In our case, double contrast small bowel follow-through showed a short segmental mass with luminal narrowing and shouldering in the proximal jejunum and these findings were relatively compatible with findings of adenocarcinoma of the small bowel. The post contrast enhanced CT scan showed an irregular enhancing mass in the proximal jejunum, enlarged regional lymph nodes and multiple huge peripherally enhancing hepatic masses. In a large series of hepatoid adenocarcinoma of the stomach, eccentric wall thickening, heterogeneous enhancement, adjacent organ invasion, regional lymphadenopathy, distant metastasis, and venous tumor thrombosis could be the radiologic findings of hepatoid adenocarcinoma (25). In our case, similar imaging findings were noted except for adjacent organ invasion and venous thrombosis. We thought that the imaging finding of hepatoid adenocarcinoma of the small bowel could be similar to those of tumor of the stomach. With respect to liver metastases, dynamic CT showed a dominant bulky mass similar to that in previous studies (25) along with several small masses. Instead of the arterial wash-in and delayed wash-out pattern, delayed peripheral enhancement was noted just like in usual hepatic metastases. Considering these imaging findings, our case of hepatoid adenocarcinoma is more prone to metastasis than hepatocellular carcinoma (910). Like in other articles (2345), our case of hepatoid adenocarcinoma also showed aggressive behavior due to extensive hepatic metastases and metastatic lymphadenopathy.

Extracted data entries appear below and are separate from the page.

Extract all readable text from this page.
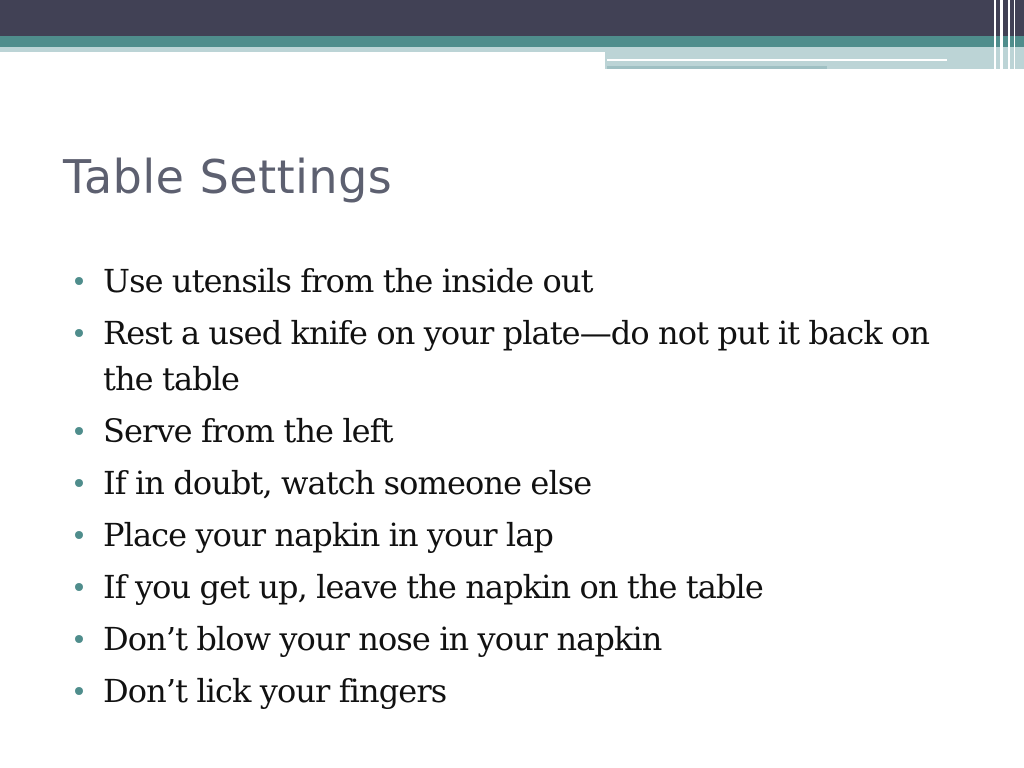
Table Settings
Use utensils from the inside out
Rest a used knife on your plate—do not put it back on the table
Serve from the left
If in doubt, watch someone else
Place your napkin in your lap
If you get up, leave the napkin on the table
Don’t blow your nose in your napkin
Don’t lick your fingers
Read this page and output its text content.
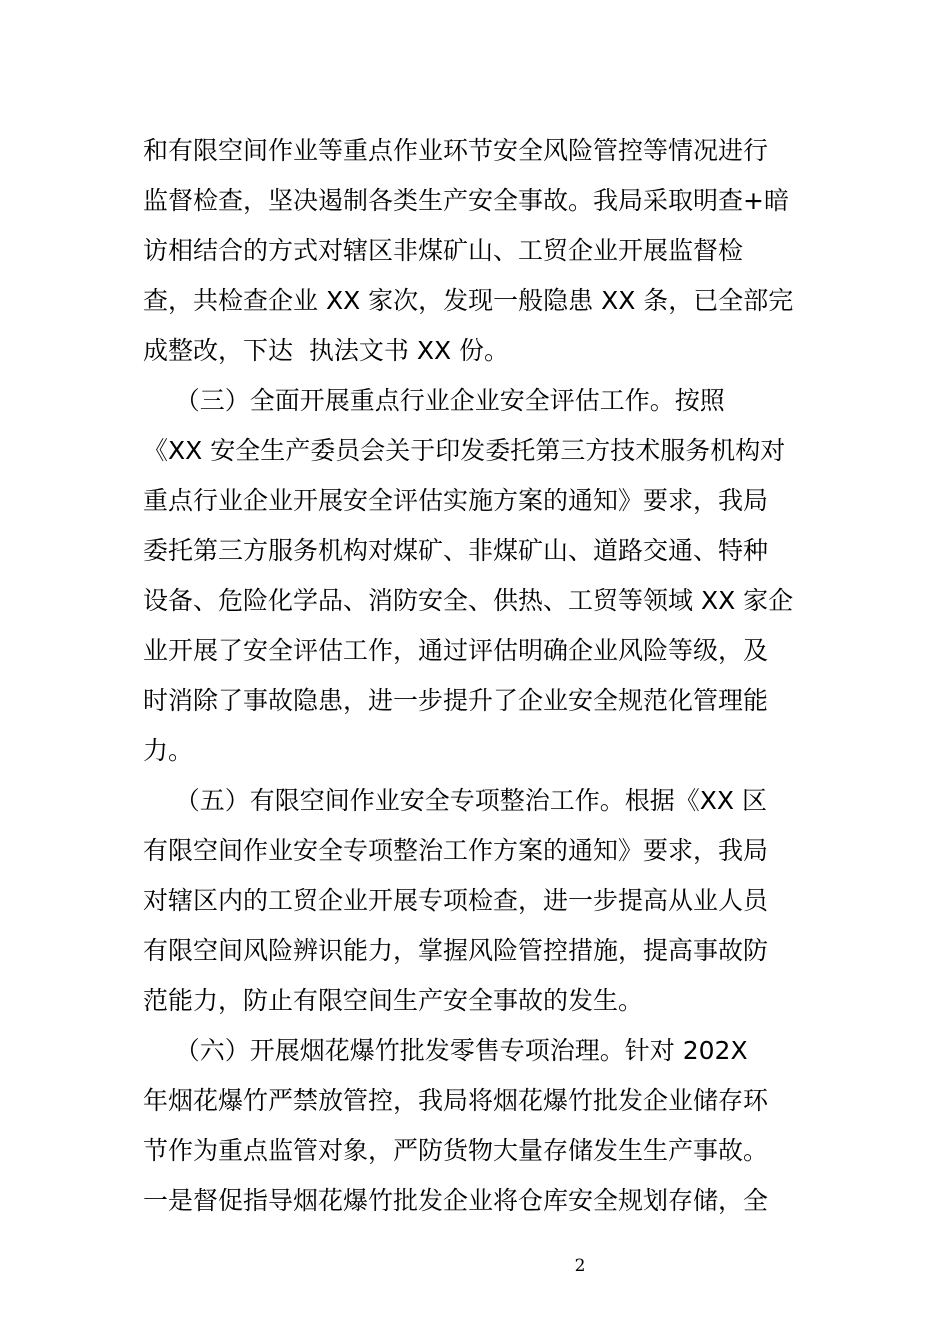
和有限空间作业等重点作业环节安全风险管控等情况进行
监督检查，坚决遏制各类生产安全事故。我局采取明查+暗
访相结合的方式对辖区非煤矿山、工贸企业开展监督检
查，共检查企业 XX 家次，发现一般隐患 XX 条，已全部完
成整改，下达  执法文书 XX 份。
（三）全面开展重点行业企业安全评估工作。按照
《XX 安全生产委员会关于印发委托第三方技术服务机构对
重点行业企业开展安全评估实施方案的通知》要求，我局
委托第三方服务机构对煤矿、非煤矿山、道路交通、特种
设备、危险化学品、消防安全、供热、工贸等领域 XX 家企
业开展了安全评估工作，通过评估明确企业风险等级，及
时消除了事故隐患，进一步提升了企业安全规范化管理能
力。
（五）有限空间作业安全专项整治工作。根据《XX 区
有限空间作业安全专项整治工作方案的通知》要求，我局
对辖区内的工贸企业开展专项检查，进一步提高从业人员
有限空间风险辨识能力，掌握风险管控措施，提高事故防
范能力，防止有限空间生产安全事故的发生。
（六）开展烟花爆竹批发零售专项治理。针对 202X
年烟花爆竹严禁放管控，我局将烟花爆竹批发企业储存环
节作为重点监管对象，严防货物大量存储发生生产事故。
一是督促指导烟花爆竹批发企业将仓库安全规划存储，全
2
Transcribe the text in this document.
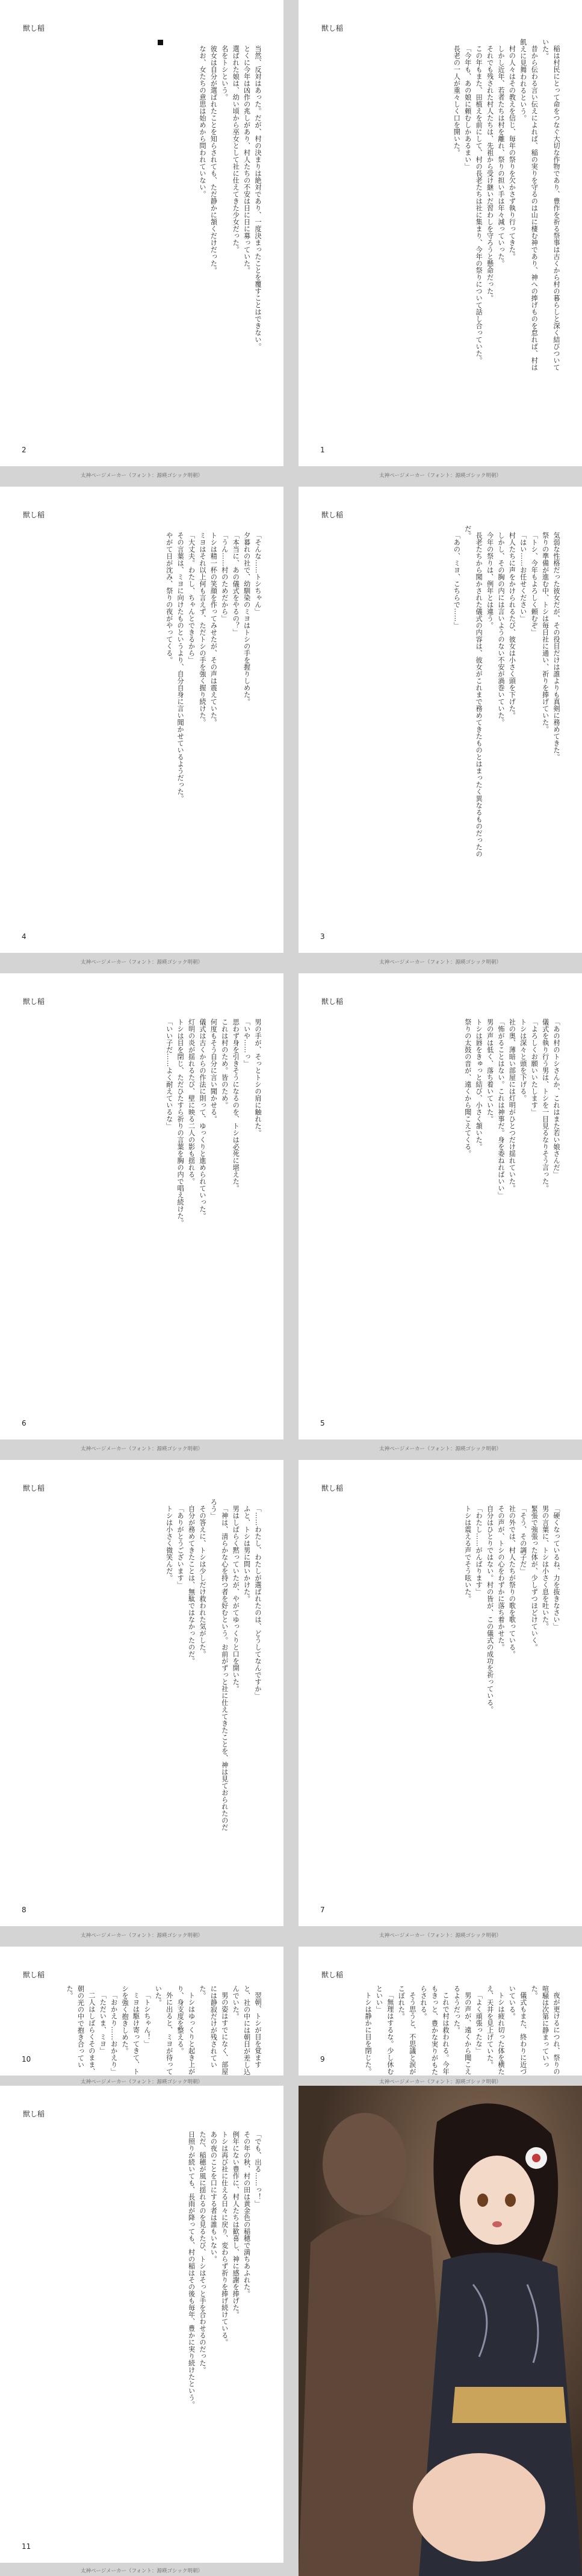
獣し稲

稲は村民にとって命をつなぐ大切な作物であり、豊作を祈る祭事は古くから村の暮らしと深く結びついていた。

昔から伝わる言い伝えによれば、稲の実りを守るのは山に棲む神であり、神への捧げものを怠れば、村は飢えに見舞われるという。

村の人々はその教えを信じ、毎年の祭りを欠かさず執り行ってきた。

しかし近年、若者たちは村を離れ、祭りの担い手は年々減っていった。

それでも残された村人たちは、先祖から受け継いだ習わしを守ろうと懸命だった。

この年もまた、田植えを前にして、村の長老たちは社に集まり、今年の祭りについて話し合っていた。

「今年も、あの娘に頼むしかあるまい」

長老の一人が重々しく口を開いた。

1
獣し稲

当然、反対はあった。だが、村の決まりは絶対であり、一度決まったことを覆すことはできない。

とくに今年は凶作の兆しがあり、村人たちの不安は日に日に募っていた。

選ばれた娘は、幼い頃から巫女として社に仕えてきた少女だった。

名をトシという。

彼女は自分が選ばれたことを知らされても、ただ静かに頷くだけだった。

なお、女たちの意思は始めから問われていない。

2
太神ページメーカー（フォント：源暎ゴシック明朝）
太神ページメーカー（フォント：源暎ゴシック明朝）
獣し稲

気弱な性格だった彼女だが、その役目だけは誰よりも真剣に務めてきた。

祭りの準備が進む中、トシは毎日社に通い、祈りを捧げていた。

「トシ、今年もよろしく頼むぞ」

「はい……お任せください」

村人たちに声をかけられるたび、彼女は小さく頭を下げた。

しかし、その胸の内には言いようのない不安が渦巻いていた。

今年の祭りは、例年とは違う。

長老たちから聞かされた儀式の内容は、彼女がこれまで務めてきたものとはまったく異なるものだったのだ。

「あの、ミヨ、こちらで……」

3
獣し稲

「そんな……トシちゃん」

夕暮れの社で、幼馴染のミヨはトシの手を握りしめた。

「本当に、あの儀式をやるの？」

「うん……村のためだから」

トシは精一杯の笑顔を作ってみせたが、その声は震えていた。

ミヨはそれ以上何も言えず、ただトシの手を強く握り続けた。

「大丈夫。わたし、ちゃんとできるから」

その言葉は、ミヨに向けたものというより、自分自身に言い聞かせているようだった。

やがて日が沈み、祭りの夜がやってくる。

4
太神ページメーカー（フォント：源暎ゴシック明朝）
太神ページメーカー（フォント：源暎ゴシック明朝）
獣し稲

「あの村のトシさんか、これはまた若い娘さんだ」

儀式を執り行う男は、トシを一目見るなりそう言った。

「よろしくお願いいたします」

トシは深々と頭を下げる。

社の奥、薄暗い部屋には灯明がひとつだけ揺れていた。

「怖がることはない。これは神事だ。身を委ねればいい」

男の声は低く、落ち着いていた。

トシは唇をきゅっと結び、小さく頷いた。

祭りの太鼓の音が、遠くから聞こえてくる。

5
獣し稲

男の手が、そっとトシの肩に触れた。

「いや……っ」

思わず身を引きそうになるのを、トシは必死に堪えた。

これは村のため。皆のため。

何度もそう自分に言い聞かせる。

儀式は古くからの作法に則って、ゆっくりと進められていった。

灯明の炎が揺れるたび、壁に映る二人の影も揺れる。

トシは目を閉じ、ただひたすら祈りの言葉を胸の内で唱え続けた。

「いい子だ……よく耐えているな」

6
太神ページメーカー（フォント：源暎ゴシック明朝）
太神ページメーカー（フォント：源暎ゴシック明朝）
獣し稲

「硬くなっているね、力を抜きなさい」

男の言葉に、トシは小さく息を吐いた。

緊張で強張った体が、少しずつほどけていく。

「そう、その調子だ」

社の外では、村人たちが祭りの歌を歌っている。

その声が、トシの心をわずかに落ち着かせた。

自分はひとりではない。村の皆が、この儀式の成功を祈っている。

「わたし……がんばります」

トシは震える声でそう呟いた。

7
獣し稲

「……わたし、わたしが選ばれたのは、どうしてなんですか」

ふと、トシは男に問いかけた。

男はしばらく黙っていたが、やがてゆっくりと口を開いた。

「神は、清らかな心を持つ者を好むという。お前がずっと社に仕えてきたことを、神は見ておられたのだろう」

その答えに、トシは少しだけ救われた気がした。

自分が務めてきたことは、無駄ではなかったのだ。

「ありがとうございます」

トシは小さく微笑んだ。

8
太神ページメーカー（フォント：源暎ゴシック明朝）
太神ページメーカー（フォント：源暎ゴシック明朝）
獣し稲

夜が更けるにつれ、祭りの喧騒は次第に静まっていった。

儀式もまた、終わりに近づいている。

トシは疲れ切った体を横たえ、天井を見上げていた。

「よく頑張ったな」

男の声が、遠くから聞こえるようだった。

これで村は救われる。今年もきっと、豊かな実りがもたらされる。

そう思うと、不思議と涙がこぼれた。

「無理はするな。少し休むといい」

トシは静かに目を閉じた。

9
獣し稲

翌朝、トシが目を覚ますと、社の中には朝日が差し込んでいた。

男の姿はすでになく、部屋には静寂だけが残されていた。

トシはゆっくりと起き上がり、身支度を整える。

外に出ると、ミヨが待っていた。

「トシちゃん！」

ミヨは駆け寄ってきて、トシを強く抱きしめた。

「おかえり……おかえり」

「ただいま、ミヨ」

二人はしばらくそのまま、朝の光の中で抱き合っていた。

10
太神ページメーカー（フォント：源暎ゴシック明朝）
太神ページメーカー（フォント：源暎ゴシック明朝）
獣し稲

「でも、出る……っ！」

その年の秋、村の田は黄金色の稲穂で満ちあふれた。

例年にない豊作に、村人たちは歓喜し、神に感謝を捧げた。

トシは再び社に仕える日々に戻り、変わらず祈りを捧げ続けている。

あの夜のことを口にする者は誰もいない。

ただ、稲穂が風に揺れるのを見るたび、トシはそっと手を合わせるのだった。

日照りが続いても、長雨が降っても、村の稲はその後も毎年、豊かに実り続けたという。

11
太神ページメーカー（フォント：源暎ゴシック明朝）
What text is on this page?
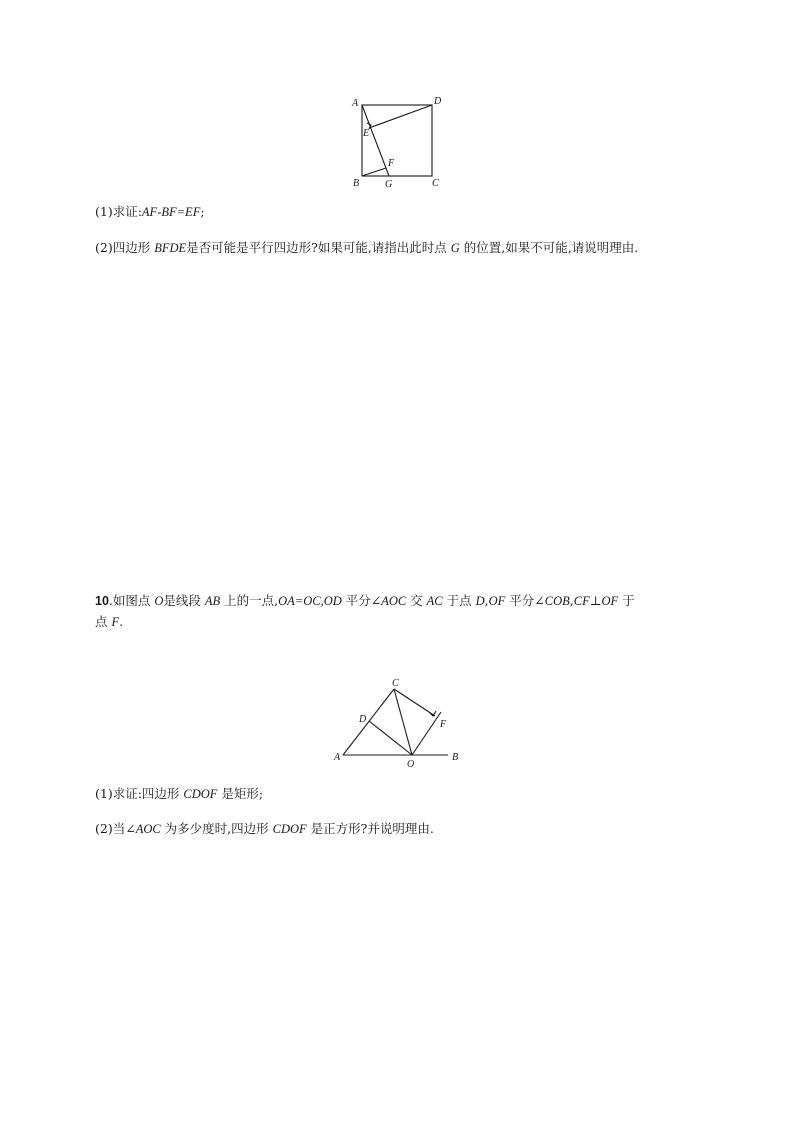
A	D
E
F
B	G	C
(1)求证:AF-BF=EF;
(2)四边形 BFDE是否可能是平行四边形?如果可能,请指出此时点 G 的位置,如果不可能,请说明理由.
10.如图点 O是线段 AB 上的一点,OA=OC,OD 平分∠AOC 交 AC 于点 D,OF 平分∠COB,CF⊥OF 于
点 F.
C
D	F
A
O
B
(1)求证:四边形 CDOF 是矩形;
(2)当∠AOC 为多少度时,四边形 CDOF 是正方形?并说明理由.
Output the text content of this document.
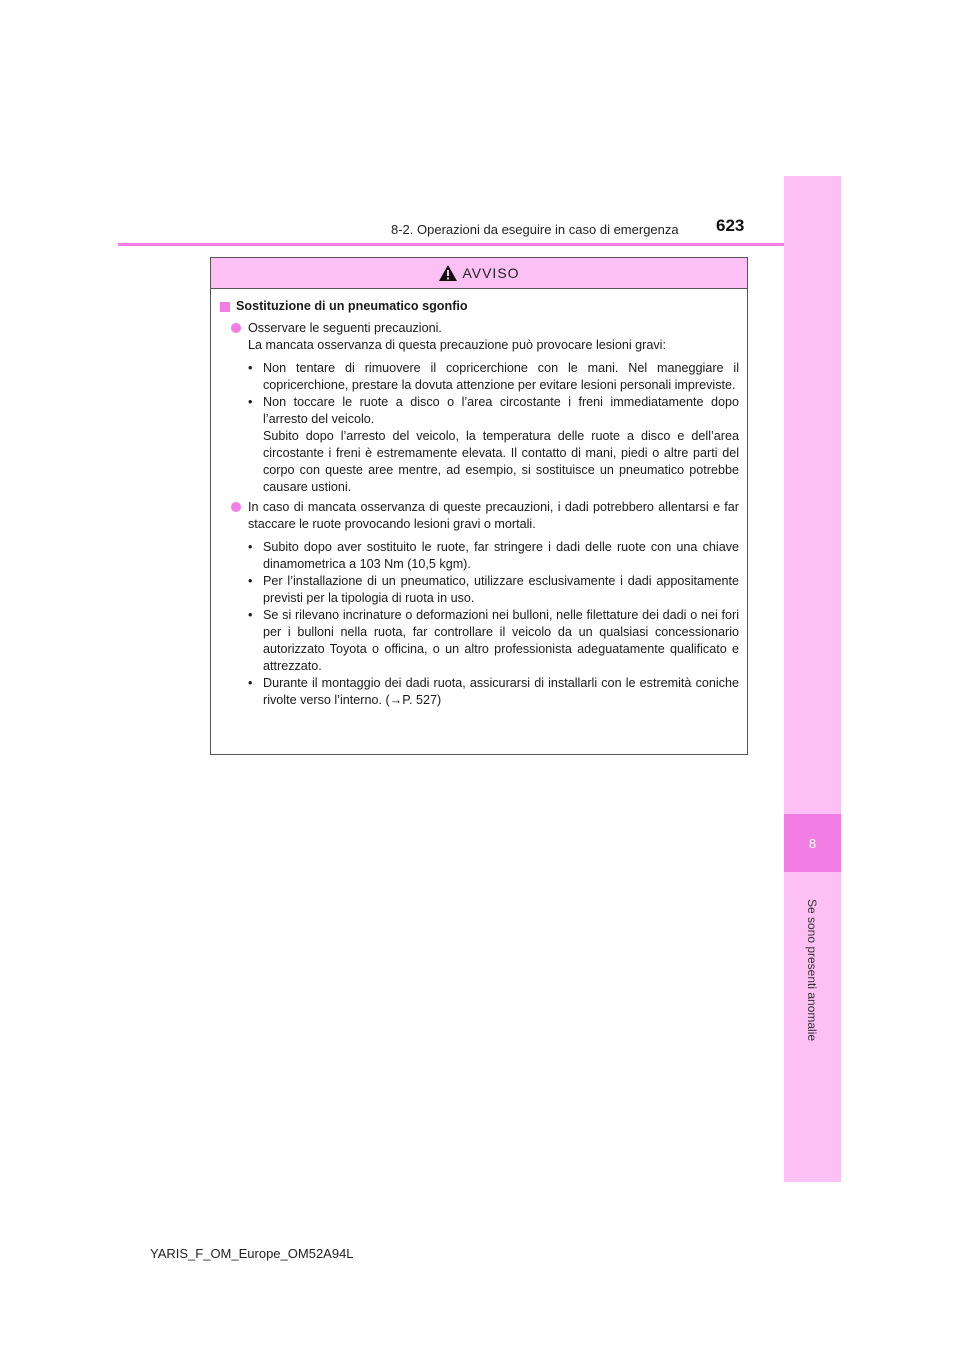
8
Se sono presenti anomalie
8-2. Operazioni da eseguire in caso di emergenza 623
AVVISO
Sostituzione di un pneumatico sgonfio
Osservare le seguenti precauzioni.
La mancata osservanza di questa precauzione può provocare lesioni gravi:
• Non tentare di rimuovere il copricerchione con le mani. Nel maneggiare il copricerchione, prestare la dovuta attenzione per evitare lesioni personali impreviste.
• Non toccare le ruote a disco o l’area circostante i freni immediatamente dopo l’arresto del veicolo.
Subito dopo l’arresto del veicolo, la temperatura delle ruote a disco e dell’area circostante i freni è estremamente elevata. Il contatto di mani, piedi o altre parti del corpo con queste aree mentre, ad esempio, si sostituisce un pneumatico potrebbe causare ustioni.
In caso di mancata osservanza di queste precauzioni, i dadi potrebbero allentarsi e far staccare le ruote provocando lesioni gravi o mortali.
• Subito dopo aver sostituito le ruote, far stringere i dadi delle ruote con una chiave dinamometrica a 103 Nm (10,5 kgm).
• Per l’installazione di un pneumatico, utilizzare esclusivamente i dadi appositamente previsti per la tipologia di ruota in uso.
• Se si rilevano incrinature o deformazioni nei bulloni, nelle filettature dei dadi o nei fori per i bulloni nella ruota, far controllare il veicolo da un qualsiasi concessionario autorizzato Toyota o officina, o un altro professionista adeguatamente qualificato e attrezzato.
• Durante il montaggio dei dadi ruota, assicurarsi di installarli con le estremità coniche rivolte verso l’interno. (→P. 527)
YARIS_F_OM_Europe_OM52A94L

In conclusion, we report a case of hepatoid adenocarcinoma of the small bowel that developed in patient who did not have any risk factors and describe the imaging findings of the mass and hepatic metastases on small bowel follow-through and multiphase CT scan. The radiologist should consider the possibility of hepatoid adenocarcinoma in the differential diagnosis of small bowel cancer if there are huge liver metastases with elevated serum AFP.